Leaders prioritise the teaching of reading.

They want to inspire pupils to love reading. Teachers use carefully chosen, high-quality texts to teach comprehension and extend pupils' vocabulary. Leaders have introduced a phonics programme to support pupils at the early stages of learning to read.

While this is generally taught well, there is variability in the quality of extra support that some pupils receive. Also, some phonics teaching is not as sharply focused as it could be. However, leaders know exactly what they need to do to iron out these inconsistencies.

Leaders' have high expectations of pupils' behaviour. Relationships between adults and pupils are strong. Children learn consistent routines right from the start of Nursery.

Behaviour in lessons and on the playground is calm and respectful. Most pupils listen and respond to each other well when taking part in group conversations. Where behaviour falls short of leaders' high expectations, pupils are quick to recognise this and readily admit their mistakes.

Opportunities to promote pupils' wider development are extensive. Pupils experience a carefully planned, bespoke curriculum that builds life skills and knowledge of the wider world. Leaders teach pupils to be resilient to setbacks and give them strategies for managing conflict.

Pupils enjoy attending the many extra-curricular clubs, including gardening, gymnastics, storytelling and construction. Leaders make the most of community partnerships to ensure every pupil has the opportunity to learn a musical instrument. In addition, well-planned visits to local museums such as the Ashmolean and Oxford Castle, and further afield to London, really broaden pupils' understanding of the world around them.

Leaders and those responsible for governance work well together to continue to improve the school. Staff are highly positive about the school. All staff feel well supported to do their job effectively, to help all pupils learn and achieve.


The arrangements for safeguarding are effective.

Leaders have established a strong culture of vigilance. They put the needs of pupils first and always seek to act in pupils' best interests.

Leaders have clear processes to record incidents and to identify pupils at risk of harm. They deal with concerns swiftly to ensure that pupils and their families get the help and support they need. Leaders readily seek advice and support from other professionals when necessary.

Pupils are taught how to keep themselves safe, both online and in the local community.
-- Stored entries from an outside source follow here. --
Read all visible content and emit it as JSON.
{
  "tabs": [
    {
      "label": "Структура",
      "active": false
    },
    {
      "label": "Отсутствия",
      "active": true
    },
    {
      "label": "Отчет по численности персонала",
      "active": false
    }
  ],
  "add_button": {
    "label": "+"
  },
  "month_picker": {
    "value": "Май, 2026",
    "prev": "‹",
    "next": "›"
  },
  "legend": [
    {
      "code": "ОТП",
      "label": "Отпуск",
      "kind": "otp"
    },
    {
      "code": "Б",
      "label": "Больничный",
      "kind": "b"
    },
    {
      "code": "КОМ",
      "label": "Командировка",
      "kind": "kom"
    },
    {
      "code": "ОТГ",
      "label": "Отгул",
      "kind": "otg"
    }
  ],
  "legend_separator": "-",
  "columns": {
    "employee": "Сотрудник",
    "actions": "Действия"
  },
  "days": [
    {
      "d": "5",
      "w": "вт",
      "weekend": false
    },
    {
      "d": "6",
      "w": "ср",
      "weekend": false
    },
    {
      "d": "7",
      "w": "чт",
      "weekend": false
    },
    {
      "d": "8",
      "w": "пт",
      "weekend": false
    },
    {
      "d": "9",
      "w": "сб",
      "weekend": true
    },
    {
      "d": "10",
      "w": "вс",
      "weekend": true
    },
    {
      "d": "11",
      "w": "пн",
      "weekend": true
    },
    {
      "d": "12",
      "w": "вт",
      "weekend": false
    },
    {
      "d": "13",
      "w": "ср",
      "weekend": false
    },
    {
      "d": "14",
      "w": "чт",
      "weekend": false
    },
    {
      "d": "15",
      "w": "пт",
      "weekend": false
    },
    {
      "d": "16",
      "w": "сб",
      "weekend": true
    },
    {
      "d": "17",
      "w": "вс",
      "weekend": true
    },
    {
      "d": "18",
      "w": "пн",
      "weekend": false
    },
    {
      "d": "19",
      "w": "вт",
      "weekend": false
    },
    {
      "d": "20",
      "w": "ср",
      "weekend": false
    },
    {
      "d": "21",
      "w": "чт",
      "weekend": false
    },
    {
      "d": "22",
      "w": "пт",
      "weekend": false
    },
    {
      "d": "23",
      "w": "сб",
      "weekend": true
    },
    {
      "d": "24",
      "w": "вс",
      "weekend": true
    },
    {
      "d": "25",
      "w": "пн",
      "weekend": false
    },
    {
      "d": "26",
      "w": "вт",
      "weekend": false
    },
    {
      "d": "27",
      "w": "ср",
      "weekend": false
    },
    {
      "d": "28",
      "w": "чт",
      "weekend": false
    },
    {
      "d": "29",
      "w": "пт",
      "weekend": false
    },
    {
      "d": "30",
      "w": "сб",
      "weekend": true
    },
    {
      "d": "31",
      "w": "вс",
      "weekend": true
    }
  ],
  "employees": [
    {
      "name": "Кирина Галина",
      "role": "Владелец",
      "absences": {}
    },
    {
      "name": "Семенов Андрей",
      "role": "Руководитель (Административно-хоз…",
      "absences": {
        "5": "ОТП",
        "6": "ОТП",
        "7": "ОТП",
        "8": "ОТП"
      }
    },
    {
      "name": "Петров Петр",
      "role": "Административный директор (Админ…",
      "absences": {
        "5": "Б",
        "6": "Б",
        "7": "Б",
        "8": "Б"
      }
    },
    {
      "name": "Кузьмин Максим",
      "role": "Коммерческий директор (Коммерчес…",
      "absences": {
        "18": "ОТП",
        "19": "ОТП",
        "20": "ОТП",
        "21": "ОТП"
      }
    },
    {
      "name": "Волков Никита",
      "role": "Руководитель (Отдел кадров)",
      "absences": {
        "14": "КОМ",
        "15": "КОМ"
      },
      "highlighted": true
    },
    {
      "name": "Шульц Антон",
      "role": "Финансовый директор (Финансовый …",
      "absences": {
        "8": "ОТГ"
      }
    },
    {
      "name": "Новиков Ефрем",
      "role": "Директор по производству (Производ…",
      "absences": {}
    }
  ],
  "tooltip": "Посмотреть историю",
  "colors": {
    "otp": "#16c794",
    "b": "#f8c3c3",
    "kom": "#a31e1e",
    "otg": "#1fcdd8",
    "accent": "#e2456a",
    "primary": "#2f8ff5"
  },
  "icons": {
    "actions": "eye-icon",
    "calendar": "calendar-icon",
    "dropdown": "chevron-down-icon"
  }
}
Pupils are confident that they have trusted adults in school to speak to if they are worried or upset.

What does the school need to do to improve?

(Information for the school and appropriate authority)

• Teachers' knowledge of how to strengthen and deepen pupils' understanding in all subjects is not as detailed as it could be across the curriculum.

This means that teachers do not consistently challenge pupils in a way that enables them to achieve highly. Leaders should continue to deepen teachers' subject and pedagogical content knowledge in all subjects so that they can support pupils to achieve highly. ? Early reading is taught effectively overall.

There are, however, some inconsistencies in how well some pupils are supported to learn to read. This means that some pupils do not learn to read quickly enough. Leaders should ensure that these inconsistencies are ironed out so that all pupils learn to read confidently and fluently as quickly as possible.